Che “le donne sono tutte avare, eccetto quando la vanità è più
forte”, che “il melanconico ride ancora quando tutti gli altri
hanno smesso di ridere”, che “il collerico sanguigno ama solo
la coquette” (inutile dire che la “coquette” è una categoria
dello spirito che nel “pensiero kantiano” occupa un posto rilevante),
che “le persone basse sono altezzose e irascibili, le persone
alte sono calme”, che “i nobili di solito pagano male” o che
“l’aristocratico si figura che il borghese sia oppresso dai
mali del disprezzo per uno sfarzo di cui è stato privato, e
il borghese, da parte sua, non comprende come potrebbe prendere
l’abitudine di annoverare certi divertimenti tra i propri bisogni”.
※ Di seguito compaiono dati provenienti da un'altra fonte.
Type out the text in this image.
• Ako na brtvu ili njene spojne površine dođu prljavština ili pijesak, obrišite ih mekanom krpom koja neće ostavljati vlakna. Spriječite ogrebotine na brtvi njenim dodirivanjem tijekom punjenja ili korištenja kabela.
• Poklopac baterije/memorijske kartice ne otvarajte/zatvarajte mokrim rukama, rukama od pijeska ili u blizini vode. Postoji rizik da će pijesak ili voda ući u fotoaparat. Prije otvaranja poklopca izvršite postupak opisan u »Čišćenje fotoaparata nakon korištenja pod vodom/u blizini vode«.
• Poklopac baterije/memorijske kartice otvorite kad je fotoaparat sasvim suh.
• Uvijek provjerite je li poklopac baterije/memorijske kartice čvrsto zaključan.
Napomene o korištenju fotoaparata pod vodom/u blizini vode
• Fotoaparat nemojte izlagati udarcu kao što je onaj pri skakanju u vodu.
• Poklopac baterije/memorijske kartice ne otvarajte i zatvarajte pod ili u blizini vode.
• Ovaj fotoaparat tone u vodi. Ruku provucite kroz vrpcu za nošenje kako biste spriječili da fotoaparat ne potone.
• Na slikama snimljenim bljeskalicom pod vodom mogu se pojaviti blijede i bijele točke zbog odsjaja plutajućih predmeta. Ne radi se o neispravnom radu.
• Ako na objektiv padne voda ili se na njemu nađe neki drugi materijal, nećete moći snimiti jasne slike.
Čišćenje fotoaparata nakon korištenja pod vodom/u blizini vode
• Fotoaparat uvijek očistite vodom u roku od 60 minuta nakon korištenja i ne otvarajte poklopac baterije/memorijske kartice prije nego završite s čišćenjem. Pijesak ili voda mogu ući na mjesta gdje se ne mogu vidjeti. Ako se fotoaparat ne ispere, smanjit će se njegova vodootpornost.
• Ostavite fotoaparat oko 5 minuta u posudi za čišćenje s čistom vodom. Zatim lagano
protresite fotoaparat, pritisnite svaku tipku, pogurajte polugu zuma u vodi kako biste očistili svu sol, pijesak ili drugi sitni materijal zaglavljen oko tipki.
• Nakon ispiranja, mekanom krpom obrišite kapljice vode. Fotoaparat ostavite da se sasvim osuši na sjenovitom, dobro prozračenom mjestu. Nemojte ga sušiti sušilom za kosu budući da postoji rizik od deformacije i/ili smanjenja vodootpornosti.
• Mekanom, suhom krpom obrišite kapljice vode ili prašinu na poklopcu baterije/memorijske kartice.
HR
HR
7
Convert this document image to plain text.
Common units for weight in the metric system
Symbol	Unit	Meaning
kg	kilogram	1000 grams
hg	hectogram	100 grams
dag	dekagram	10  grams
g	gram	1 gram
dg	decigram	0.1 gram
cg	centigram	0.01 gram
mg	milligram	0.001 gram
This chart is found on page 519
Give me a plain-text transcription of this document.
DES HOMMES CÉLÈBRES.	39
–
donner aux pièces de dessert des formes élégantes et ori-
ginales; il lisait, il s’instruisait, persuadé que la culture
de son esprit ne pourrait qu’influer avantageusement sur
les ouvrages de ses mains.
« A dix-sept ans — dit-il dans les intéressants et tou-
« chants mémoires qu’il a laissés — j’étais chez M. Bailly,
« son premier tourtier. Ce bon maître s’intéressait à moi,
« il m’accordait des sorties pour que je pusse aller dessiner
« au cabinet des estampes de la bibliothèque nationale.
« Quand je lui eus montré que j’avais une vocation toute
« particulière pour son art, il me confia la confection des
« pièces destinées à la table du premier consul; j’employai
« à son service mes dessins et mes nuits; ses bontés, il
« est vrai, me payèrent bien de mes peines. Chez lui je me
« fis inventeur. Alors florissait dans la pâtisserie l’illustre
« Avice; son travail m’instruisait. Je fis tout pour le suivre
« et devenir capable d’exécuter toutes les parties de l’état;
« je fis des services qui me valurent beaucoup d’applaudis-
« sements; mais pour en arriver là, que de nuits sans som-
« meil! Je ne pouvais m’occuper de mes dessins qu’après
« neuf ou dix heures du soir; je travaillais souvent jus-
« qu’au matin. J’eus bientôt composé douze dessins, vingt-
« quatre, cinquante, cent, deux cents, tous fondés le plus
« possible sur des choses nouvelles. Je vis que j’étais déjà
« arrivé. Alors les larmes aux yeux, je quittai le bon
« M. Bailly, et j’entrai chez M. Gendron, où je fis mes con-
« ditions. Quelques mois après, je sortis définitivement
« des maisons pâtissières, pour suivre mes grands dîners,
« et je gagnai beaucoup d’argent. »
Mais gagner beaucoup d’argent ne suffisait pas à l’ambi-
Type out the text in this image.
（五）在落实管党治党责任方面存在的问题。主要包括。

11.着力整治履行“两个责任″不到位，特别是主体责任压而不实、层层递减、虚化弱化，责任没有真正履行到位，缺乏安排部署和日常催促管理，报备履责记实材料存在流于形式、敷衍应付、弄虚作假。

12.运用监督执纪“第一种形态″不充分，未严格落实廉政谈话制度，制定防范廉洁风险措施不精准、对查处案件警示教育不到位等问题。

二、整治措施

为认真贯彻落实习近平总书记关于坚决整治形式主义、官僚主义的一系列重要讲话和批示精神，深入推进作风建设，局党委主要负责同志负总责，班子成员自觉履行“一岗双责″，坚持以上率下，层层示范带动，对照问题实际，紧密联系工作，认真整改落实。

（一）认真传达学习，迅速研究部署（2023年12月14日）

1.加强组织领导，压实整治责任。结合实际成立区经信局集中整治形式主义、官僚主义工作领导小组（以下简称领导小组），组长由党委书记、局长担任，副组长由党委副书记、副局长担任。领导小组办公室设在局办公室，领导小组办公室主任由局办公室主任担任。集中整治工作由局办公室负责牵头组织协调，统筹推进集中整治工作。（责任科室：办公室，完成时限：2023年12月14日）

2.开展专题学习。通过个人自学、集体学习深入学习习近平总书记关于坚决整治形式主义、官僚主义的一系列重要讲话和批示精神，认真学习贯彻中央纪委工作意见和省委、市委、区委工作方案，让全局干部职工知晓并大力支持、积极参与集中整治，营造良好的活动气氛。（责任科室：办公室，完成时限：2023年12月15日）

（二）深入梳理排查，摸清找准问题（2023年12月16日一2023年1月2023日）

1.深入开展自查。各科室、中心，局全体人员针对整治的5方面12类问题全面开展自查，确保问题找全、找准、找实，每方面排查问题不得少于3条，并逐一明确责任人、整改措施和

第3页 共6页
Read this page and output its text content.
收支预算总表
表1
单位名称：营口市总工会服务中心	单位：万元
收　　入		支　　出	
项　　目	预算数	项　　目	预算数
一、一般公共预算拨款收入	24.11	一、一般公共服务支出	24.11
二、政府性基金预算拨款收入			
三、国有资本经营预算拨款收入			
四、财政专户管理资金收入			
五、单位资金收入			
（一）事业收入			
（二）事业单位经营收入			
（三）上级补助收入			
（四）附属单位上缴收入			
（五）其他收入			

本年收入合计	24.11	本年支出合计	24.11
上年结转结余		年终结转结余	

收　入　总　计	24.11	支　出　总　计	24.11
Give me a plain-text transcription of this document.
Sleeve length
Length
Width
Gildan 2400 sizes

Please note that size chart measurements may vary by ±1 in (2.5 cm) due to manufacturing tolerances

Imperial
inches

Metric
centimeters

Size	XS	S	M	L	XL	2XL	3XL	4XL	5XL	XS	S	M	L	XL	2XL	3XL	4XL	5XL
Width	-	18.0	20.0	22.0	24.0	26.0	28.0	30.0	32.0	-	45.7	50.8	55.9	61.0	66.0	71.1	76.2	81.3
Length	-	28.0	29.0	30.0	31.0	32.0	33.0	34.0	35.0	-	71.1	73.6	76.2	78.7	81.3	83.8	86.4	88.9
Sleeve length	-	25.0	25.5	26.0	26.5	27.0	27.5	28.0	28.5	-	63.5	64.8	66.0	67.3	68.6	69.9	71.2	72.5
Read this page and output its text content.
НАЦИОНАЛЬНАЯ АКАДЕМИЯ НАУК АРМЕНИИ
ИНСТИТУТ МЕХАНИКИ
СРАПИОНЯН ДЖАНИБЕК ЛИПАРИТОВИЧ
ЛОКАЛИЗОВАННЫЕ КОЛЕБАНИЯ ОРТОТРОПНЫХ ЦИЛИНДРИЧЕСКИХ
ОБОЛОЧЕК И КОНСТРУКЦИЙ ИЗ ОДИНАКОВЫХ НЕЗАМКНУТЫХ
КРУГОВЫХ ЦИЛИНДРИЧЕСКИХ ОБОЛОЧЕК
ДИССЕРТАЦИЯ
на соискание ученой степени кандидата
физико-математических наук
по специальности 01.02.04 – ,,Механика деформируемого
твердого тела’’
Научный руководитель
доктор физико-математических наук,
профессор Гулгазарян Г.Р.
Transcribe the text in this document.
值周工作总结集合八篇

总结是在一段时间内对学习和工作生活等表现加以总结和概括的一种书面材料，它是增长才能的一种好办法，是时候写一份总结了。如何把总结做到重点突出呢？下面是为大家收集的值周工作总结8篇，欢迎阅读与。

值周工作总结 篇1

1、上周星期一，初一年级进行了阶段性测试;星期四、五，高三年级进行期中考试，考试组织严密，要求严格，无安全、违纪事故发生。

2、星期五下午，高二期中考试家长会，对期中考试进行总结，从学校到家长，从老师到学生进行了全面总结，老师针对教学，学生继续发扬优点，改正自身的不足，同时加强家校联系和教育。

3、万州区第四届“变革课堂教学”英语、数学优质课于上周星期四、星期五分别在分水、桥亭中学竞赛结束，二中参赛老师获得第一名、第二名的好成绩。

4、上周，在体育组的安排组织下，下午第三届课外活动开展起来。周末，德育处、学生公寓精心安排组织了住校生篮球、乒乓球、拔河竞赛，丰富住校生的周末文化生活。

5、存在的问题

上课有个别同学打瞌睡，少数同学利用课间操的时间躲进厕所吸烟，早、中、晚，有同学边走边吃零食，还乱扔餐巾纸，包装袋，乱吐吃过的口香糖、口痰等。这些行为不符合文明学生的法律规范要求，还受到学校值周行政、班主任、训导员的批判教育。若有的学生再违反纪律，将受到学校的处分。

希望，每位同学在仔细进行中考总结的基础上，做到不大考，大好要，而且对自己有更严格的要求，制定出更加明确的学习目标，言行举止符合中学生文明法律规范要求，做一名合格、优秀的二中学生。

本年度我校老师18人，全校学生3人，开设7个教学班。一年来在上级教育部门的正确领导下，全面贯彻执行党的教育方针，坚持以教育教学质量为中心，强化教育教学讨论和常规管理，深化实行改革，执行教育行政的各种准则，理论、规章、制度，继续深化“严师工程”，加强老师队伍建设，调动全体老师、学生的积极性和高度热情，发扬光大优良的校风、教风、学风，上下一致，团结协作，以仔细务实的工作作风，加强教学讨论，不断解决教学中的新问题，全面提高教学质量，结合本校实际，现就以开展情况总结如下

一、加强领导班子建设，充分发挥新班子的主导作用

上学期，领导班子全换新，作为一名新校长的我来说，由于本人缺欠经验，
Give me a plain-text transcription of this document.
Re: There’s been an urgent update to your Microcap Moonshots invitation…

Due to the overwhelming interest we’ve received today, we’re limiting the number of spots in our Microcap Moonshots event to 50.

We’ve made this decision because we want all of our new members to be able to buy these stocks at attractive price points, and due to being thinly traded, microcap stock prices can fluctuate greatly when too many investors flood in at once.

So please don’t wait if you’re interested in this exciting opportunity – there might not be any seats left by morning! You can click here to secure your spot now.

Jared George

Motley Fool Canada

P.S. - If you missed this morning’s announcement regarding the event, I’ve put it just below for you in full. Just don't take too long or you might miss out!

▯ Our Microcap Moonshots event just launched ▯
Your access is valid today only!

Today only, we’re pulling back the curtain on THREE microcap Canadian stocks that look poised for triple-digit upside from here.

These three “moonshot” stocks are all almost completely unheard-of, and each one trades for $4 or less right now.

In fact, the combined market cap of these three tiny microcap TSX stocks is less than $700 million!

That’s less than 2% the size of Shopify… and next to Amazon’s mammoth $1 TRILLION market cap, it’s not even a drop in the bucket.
Al di là dei singoli contenuti, si tratta di forme argomentative
che, oggi, non fanno più parte del discorso filosofico di alto
livello, ma, se mai, di ciò che del discorso filosofico di alto
livello è finito nella chiacchiera da bar. Nonostante non si
sia affatto liberi da pregiudizi, siamo tutti restii ad un tasso
di generalizzazione così alto. Stiamo bene attenti a non cadere
in affermazioni che riguardino “tutti” gli esemplari di una
classe, così come, peraltro, siamo più guardinghi anche nel
costituire le “classi” medesime. Anche ciò, presumibilmente,
può essere ascritto al passaggio da sistematiche potenti a contentini
da pensiero debole. Ma non si creda in chissà quali vantaggi.
Felice Accame
P.s.: A fronte di generalizzazioni vetuste, infatti,
nelle annotazioni di Kant, ce ne sono anche di freschissime.
Quando dice, per esempio, che “la mollezza nei costumi, l’ozio
e la vanità danno origine alle scienze” sembra prefigurare Feyerabend
quando, in Contro il metodo, diceva che, senza una buona
dose di pigrizia, non c’è scoperta scientifica.